James Ivory receives sole credit for Call Me By Your Name screenplay

Luca Guadagnino explains how he came to direct

by Anne-Katrin Titze

John Waters gets a smile from James Ivory who will now be credited as the sole screenwriter of Call Me By Your Name
John Waters gets a smile from James Ivory who will now be credited as the sole screenwriter of Call Me By Your Name Photo: Anne-Katrin Titze

In an arbitration hearing initiated by James Ivory, The Writers Guild of America has acknowledged that he be credited as the sole screenwriter of Luca Guadagnino's Call Me By Your Name (Chiamami Con Il Tuo Nome) for the work he did on the adaptation of André Aciman's novel.

Elio (Timothée Chalamet) with Oliver (Armie Hammer)
Elio (Timothée Chalamet) with Oliver (Armie Hammer)

At the New York Film Festival press conference last month Luca Guadagnino gave some background on how he took over to become director from James Ivory.

He had been approached by Peter Spears, who, together with Howard Rosenman was one of the original producers. They kept "nurturing this movie until now," he said and were developing the script from the book by Aciman with Ivory. "Because the book was set in Italy they wanted to have my opinion," said Guadagnino. An early script was written by a young writer who was supposed to be the director of the production. They started scouting, things fell through. James Ivory and Peter Spears knew each other and with a lot of difficulties and changes in who was filling what position, they managed to make the film happen with Guadagnino directing after a long process.

Call Me By Your Name director Luca Guadagnino
Call Me By Your Name director Luca Guadagnino Photo: Anne-Katrin Titze

Luca Guadagnino: "The ways of cinema are always very cruel, complicated, difficult, merciless, and among the unfairness of life, there is also the one which is that we couldn't put together the movie directed by James Ivory. Because it was a much more costly film, it was a different film that didn't meet the standards of the market. I have to be blunt. That's it. In fact, he was very generous when Peter went to him and said: 'It's very difficult, actually it's impossible. There is a possibility to make a tiny teeny version of the same film if Luca does it. Something that requires less money and less shooting time. Would you bless the choice?' And he said 'Sure.' Because he wrote the script but we wrote it together. We'd been together. So I knew the script by heart. I think we are completely different directors. For many different reasons. He is American and I'm Italian, different generations."

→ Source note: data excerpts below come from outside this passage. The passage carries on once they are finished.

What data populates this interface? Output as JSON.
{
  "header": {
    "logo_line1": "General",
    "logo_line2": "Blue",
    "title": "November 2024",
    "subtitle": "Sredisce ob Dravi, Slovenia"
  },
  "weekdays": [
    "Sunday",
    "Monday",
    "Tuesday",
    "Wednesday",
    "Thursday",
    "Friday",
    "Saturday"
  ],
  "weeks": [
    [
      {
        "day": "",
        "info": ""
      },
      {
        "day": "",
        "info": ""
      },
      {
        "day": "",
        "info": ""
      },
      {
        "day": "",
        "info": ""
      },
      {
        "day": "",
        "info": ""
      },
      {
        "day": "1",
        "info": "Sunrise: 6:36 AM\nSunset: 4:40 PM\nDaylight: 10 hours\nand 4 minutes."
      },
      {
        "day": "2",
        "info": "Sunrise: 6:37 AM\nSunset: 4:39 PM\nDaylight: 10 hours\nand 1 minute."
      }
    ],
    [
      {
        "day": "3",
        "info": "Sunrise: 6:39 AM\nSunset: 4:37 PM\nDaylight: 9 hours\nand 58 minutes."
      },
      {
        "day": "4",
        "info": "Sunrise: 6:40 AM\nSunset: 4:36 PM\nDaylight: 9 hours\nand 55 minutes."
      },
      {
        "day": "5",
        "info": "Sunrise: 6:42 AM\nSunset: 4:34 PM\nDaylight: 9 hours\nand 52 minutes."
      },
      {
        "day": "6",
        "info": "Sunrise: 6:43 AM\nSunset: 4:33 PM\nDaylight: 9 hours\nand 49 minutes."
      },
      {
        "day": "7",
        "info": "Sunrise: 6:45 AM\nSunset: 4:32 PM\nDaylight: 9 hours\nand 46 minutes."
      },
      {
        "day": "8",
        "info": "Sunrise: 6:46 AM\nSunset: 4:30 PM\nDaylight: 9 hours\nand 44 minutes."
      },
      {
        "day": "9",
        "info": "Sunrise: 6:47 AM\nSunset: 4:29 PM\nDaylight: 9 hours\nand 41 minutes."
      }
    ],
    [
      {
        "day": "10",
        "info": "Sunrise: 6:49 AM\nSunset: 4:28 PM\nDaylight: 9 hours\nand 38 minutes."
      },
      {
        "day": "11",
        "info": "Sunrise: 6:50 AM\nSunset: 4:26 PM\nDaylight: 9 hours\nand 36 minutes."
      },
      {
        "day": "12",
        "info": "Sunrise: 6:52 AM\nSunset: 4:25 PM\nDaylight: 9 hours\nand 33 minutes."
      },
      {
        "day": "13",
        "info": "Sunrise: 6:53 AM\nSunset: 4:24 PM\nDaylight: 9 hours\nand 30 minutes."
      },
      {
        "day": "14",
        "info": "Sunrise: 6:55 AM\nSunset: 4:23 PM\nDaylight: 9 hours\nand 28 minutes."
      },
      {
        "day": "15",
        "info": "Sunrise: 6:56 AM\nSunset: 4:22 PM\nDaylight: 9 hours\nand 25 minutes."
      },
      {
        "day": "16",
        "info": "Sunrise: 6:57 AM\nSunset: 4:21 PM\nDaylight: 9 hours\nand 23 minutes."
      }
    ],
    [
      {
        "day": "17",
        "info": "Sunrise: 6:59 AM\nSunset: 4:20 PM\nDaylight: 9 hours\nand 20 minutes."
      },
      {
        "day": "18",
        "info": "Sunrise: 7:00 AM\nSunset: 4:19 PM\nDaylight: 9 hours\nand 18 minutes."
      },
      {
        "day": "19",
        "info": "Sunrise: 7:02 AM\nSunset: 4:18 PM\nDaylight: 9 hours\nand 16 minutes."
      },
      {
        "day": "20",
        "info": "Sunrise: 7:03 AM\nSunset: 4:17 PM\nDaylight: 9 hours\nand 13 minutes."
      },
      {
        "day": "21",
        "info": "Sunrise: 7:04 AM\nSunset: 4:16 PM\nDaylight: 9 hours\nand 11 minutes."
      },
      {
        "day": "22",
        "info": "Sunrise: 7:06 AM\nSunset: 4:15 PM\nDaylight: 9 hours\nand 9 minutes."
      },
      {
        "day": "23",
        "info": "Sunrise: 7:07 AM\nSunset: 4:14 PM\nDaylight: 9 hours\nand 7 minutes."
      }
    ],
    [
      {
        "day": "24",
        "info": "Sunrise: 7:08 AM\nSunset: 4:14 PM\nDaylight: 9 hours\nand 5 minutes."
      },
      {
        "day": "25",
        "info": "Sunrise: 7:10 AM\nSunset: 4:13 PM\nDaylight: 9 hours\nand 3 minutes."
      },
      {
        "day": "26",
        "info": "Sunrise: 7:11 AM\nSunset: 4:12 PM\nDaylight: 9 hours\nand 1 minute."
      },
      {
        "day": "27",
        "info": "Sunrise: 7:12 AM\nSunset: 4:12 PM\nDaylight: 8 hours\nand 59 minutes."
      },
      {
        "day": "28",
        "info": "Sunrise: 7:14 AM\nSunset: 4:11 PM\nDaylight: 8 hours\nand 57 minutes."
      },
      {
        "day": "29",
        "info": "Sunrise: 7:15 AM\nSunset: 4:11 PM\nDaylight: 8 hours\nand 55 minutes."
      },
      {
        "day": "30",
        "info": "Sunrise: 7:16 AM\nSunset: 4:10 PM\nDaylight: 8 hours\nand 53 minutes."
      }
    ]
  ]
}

Call Me By Your Name stars Armie Hammer and Timothée Chalamet with Michael Stuhlbarg, Esther Garrel, and Amira Casar. The majority of Guadagnino's mesmerising tale of first love is set in a beautiful, lived-in, perfectly imperfect villa and its surroundings near a small village in Northern Italy. It is the summer of 1983 and teenage Elio (Chalamet) and his parents are expecting this year's summer guest.

Oliver (Hammer, better than ever) is the chosen graduate student, invited by Elio's professor father (Stuhlbarg) to do research with him and enjoy the enchanted place. Conversations in the house and with friends switch effortlessly between English, Italian and French. Guadagnino shows the fascinating dance of seduction, longing, doubt, courage, and excitement, that is as subtle and precise as it is universal.

Elio and Oliver hike up to a waterfall in Call Me By Your Name
Elio and Oliver hike up to a waterfall in Call Me By Your Name

Marzia (Esther Garrel) and Chiara (Victoire Du Bois), two French girls, friends of the family, who spend their summers in the same spot, experience their own awakening of feelings. Their insecurities and desires are not given the same amount of space as the love story between Elio and Oliver, but their emotions aren't treated as asides.

Elio's mother Annella (Amira Cesar) reads her son and husband an excerpt from a 16th century romance by Marguerite de Navarre about a knight and a princess. "What is better, to speak or to die?" How do you tell someone how you feel? "Words don't come easy," the pop song on the radio blasts into the air.

Michael Stuhlbarg, who deserves to be awarded movie father of the year for his role as professor Perlman, delivers a fantastic speech about parental love that is devoid of cliché and puts into words what children growing up all over the world can mostly only dream of. He is the kind father dominating past and future - who lets rise up an ancient statue out of Lago di Garda and passes on open-minded wisdom to his son about the treasure of pain in love.

Call Me By Your Name is in cinemas in the UK and opens in the US on November 24.